Los grandes países del mundo, los gigantes que dominan la economía global, las sociedades que marcan los índices de referencia, los pueblos que son ejemplos de superación, todos sin excepción, han tenido como piedra angular para avanzar al “estado del arte” y del bien estar, la educación de sus gentes.
República Dominicana acumula una deuda social desde el nacimiento del Estado en 1844 y las deficiencias se evidencian en los sistemas productivos y la economía en general, en conocimiento y respeto de normas de convivencia ordenada, en salud, seguridad, tránsito y transporte, entre muchos otros temas.

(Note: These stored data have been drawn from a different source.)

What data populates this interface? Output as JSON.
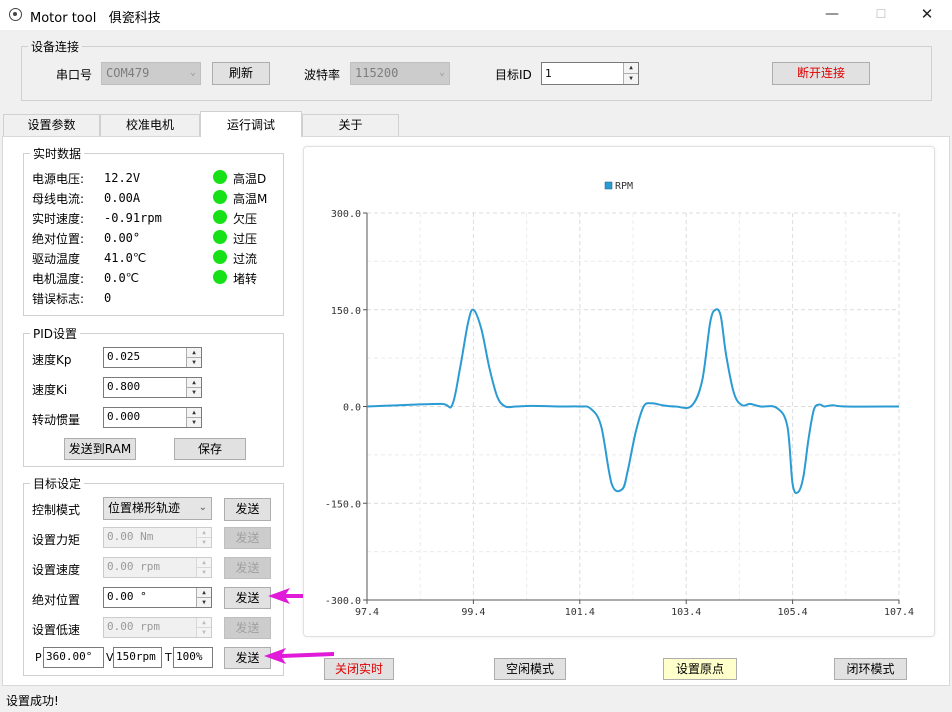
{
  "window": {
    "app_name": "Motor tool",
    "vendor": "俱瓷科技",
    "min": "—",
    "max": "☐",
    "close": "✕"
  },
  "connection": {
    "group_title": "设备连接",
    "port_label": "串口号",
    "port_value": "COM479",
    "refresh": "刷新",
    "baud_label": "波特率",
    "baud_value": "115200",
    "target_id_label": "目标ID",
    "target_id_value": "1",
    "disconnect": "断开连接"
  },
  "tabs": [
    {
      "label": "设置参数",
      "active": false
    },
    {
      "label": "校准电机",
      "active": false
    },
    {
      "label": "运行调试",
      "active": true
    },
    {
      "label": "关于",
      "active": false
    }
  ],
  "realtime": {
    "title": "实时数据",
    "rows": [
      {
        "label": "电源电压:",
        "value": "12.2V"
      },
      {
        "label": "母线电流:",
        "value": "0.00A"
      },
      {
        "label": "实时速度:",
        "value": "-0.91rpm"
      },
      {
        "label": "绝对位置:",
        "value": "0.00°"
      },
      {
        "label": "驱动温度",
        "value": "41.0℃"
      },
      {
        "label": "电机温度:",
        "value": "0.0℃"
      },
      {
        "label": "错误标志:",
        "value": "0"
      }
    ],
    "indicators": [
      {
        "label": "高温D",
        "color": "#16e016"
      },
      {
        "label": "高温M",
        "color": "#16e016"
      },
      {
        "label": "欠压",
        "color": "#16e016"
      },
      {
        "label": "过压",
        "color": "#16e016"
      },
      {
        "label": "过流",
        "color": "#16e016"
      },
      {
        "label": "堵转",
        "color": "#16e016"
      }
    ]
  },
  "pid": {
    "title": "PID设置",
    "kp_label": "速度Kp",
    "kp_value": "0.025",
    "ki_label": "速度Ki",
    "ki_value": "0.800",
    "inertia_label": "转动惯量",
    "inertia_value": "0.000",
    "send_ram": "发送到RAM",
    "save": "保存"
  },
  "target": {
    "title": "目标设定",
    "mode_label": "控制模式",
    "mode_value": "位置梯形轨迹",
    "torque_label": "设置力矩",
    "torque_value": "0.00 Nm",
    "speed_label": "设置速度",
    "speed_value": "0.00 rpm",
    "position_label": "绝对位置",
    "position_value": "0.00 °",
    "low_speed_label": "设置低速",
    "low_speed_value": "0.00 rpm",
    "send": "发送",
    "traj_p_label": "P",
    "traj_p_value": "360.00°",
    "traj_v_label": "V",
    "traj_v_value": "150rpm",
    "traj_t_label": "T",
    "traj_t_value": "100%"
  },
  "actions": {
    "close_realtime": "关闭实时",
    "idle_mode": "空闲模式",
    "set_origin": "设置原点",
    "closed_loop": "闭环模式"
  },
  "status": "设置成功!",
  "colors": {
    "accent_red": "#e00000",
    "led_green": "#16e016",
    "series": "#2b9bd3",
    "arrow": "#e01ad8",
    "origin_button_bg": "#ffffcc"
  },
  "chart_data": {
    "type": "line",
    "title": "",
    "xlabel": "",
    "ylabel": "",
    "legend_position": "top-center",
    "grid": true,
    "xlim": [
      97.4,
      107.4
    ],
    "ylim": [
      -300,
      300
    ],
    "x_ticks": [
      "97.4",
      "99.4",
      "101.4",
      "103.4",
      "105.4",
      "107.4"
    ],
    "y_ticks": [
      "300.0",
      "150.0",
      "0.0",
      "-150.0",
      "-300.0"
    ],
    "series": [
      {
        "name": "RPM",
        "x": [
          97.4,
          98.0,
          98.8,
          99.0,
          99.15,
          99.3,
          99.4,
          99.55,
          99.7,
          99.85,
          100.0,
          100.2,
          100.5,
          101.0,
          101.4,
          101.6,
          101.8,
          102.0,
          102.2,
          102.3,
          102.45,
          102.6,
          102.75,
          102.95,
          103.2,
          103.5,
          103.7,
          103.85,
          103.95,
          104.05,
          104.15,
          104.3,
          104.45,
          104.6,
          104.8,
          105.1,
          105.3,
          105.4,
          105.5,
          105.6,
          105.7,
          105.8,
          105.9,
          106.0,
          106.15,
          106.4,
          107.4
        ],
        "y": [
          0,
          2,
          4,
          2,
          60,
          130,
          150,
          120,
          60,
          15,
          0,
          0,
          1,
          0,
          0,
          -3,
          -30,
          -120,
          -128,
          -100,
          -40,
          0,
          5,
          2,
          0,
          1,
          40,
          130,
          150,
          140,
          80,
          20,
          2,
          4,
          0,
          -2,
          -30,
          -120,
          -133,
          -110,
          -50,
          -5,
          3,
          0,
          2,
          0,
          0
        ]
      }
    ]
  }
}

Hacer un elemental ejercicio lógico, mediante el método básico de la observación, enfocado al fenómeno del tránsito de vehículos y comportamiento de conductores y peatones, revela obviamente que hay un problema gravísimo originado en la primera escuela, al margen de flagrantes violaciones legales.

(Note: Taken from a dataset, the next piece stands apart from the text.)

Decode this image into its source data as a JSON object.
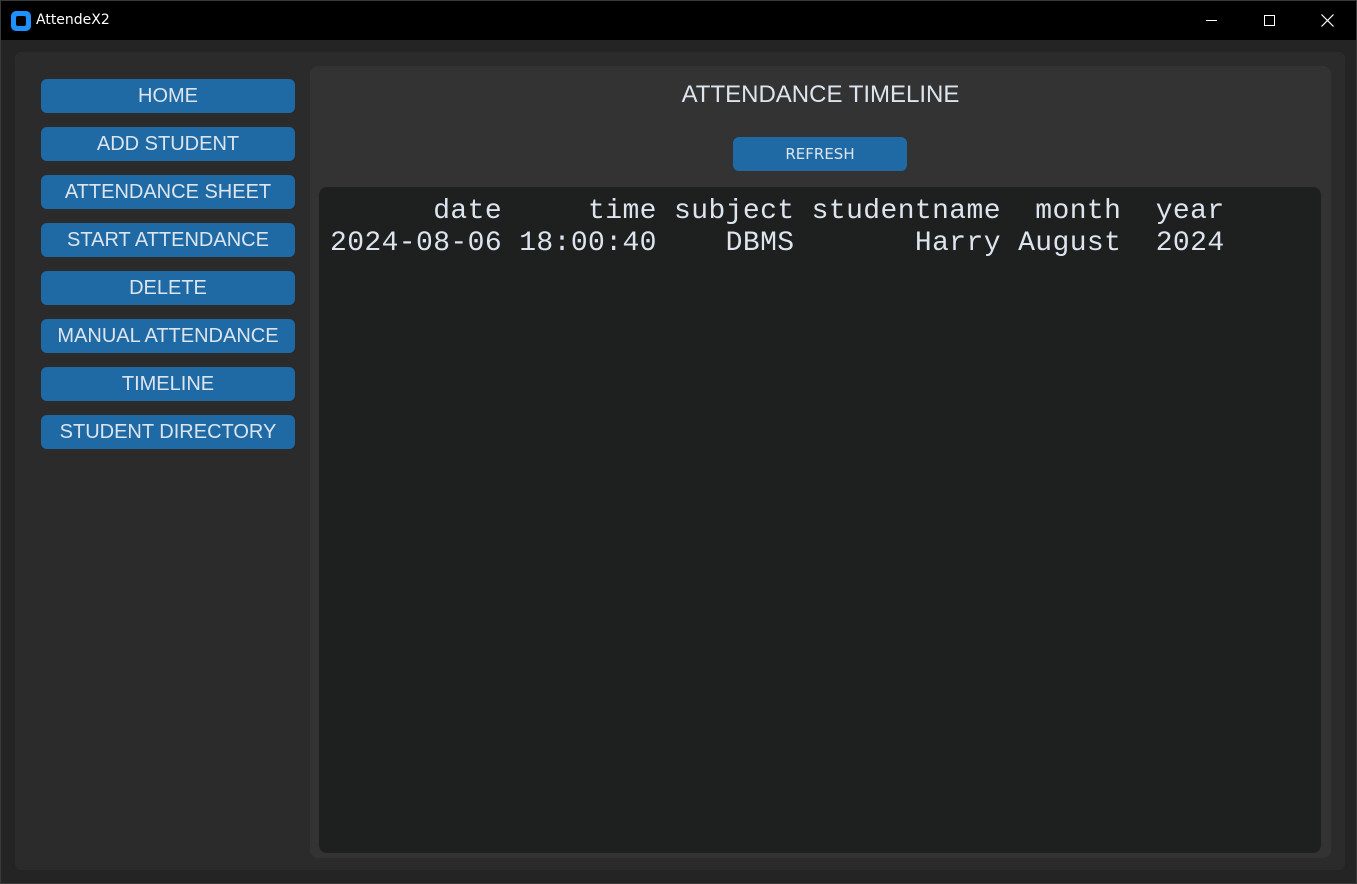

En el fondo de todas esas debilidades, que parece difícil afrontarlas como oportunidades para convertirlas en fortalezas, subyace la ausencia o deficiencia en la educación, no solo en el sistema público donde es más notorio, en la instrucción formal en general, sino en la importantísima educación doméstica.
La gente no tiene el más mínimo respeto a normas que se enseñan y practican en el hogar, porque buenos modales, valores personales y cortesía se aprenden en el núcleo familiar, con el ejemplo de los padres y no en la escuela formal en que se imparten ciencias, historia, matemáticas y lengua, entre otras.
Para lograr el salto cualitativo a que aspira la sociedad dominicana hoy, dominada por tecnologías y crecimiento económico que casi lidera países de la región, es necesario una sacudida de la conciencia colectiva que refuerce la verdadera clave del desarrollo, que es el hogar, como primera escuela y fragua de comportamientos y actitudes que modelan el avance real de los pueblos.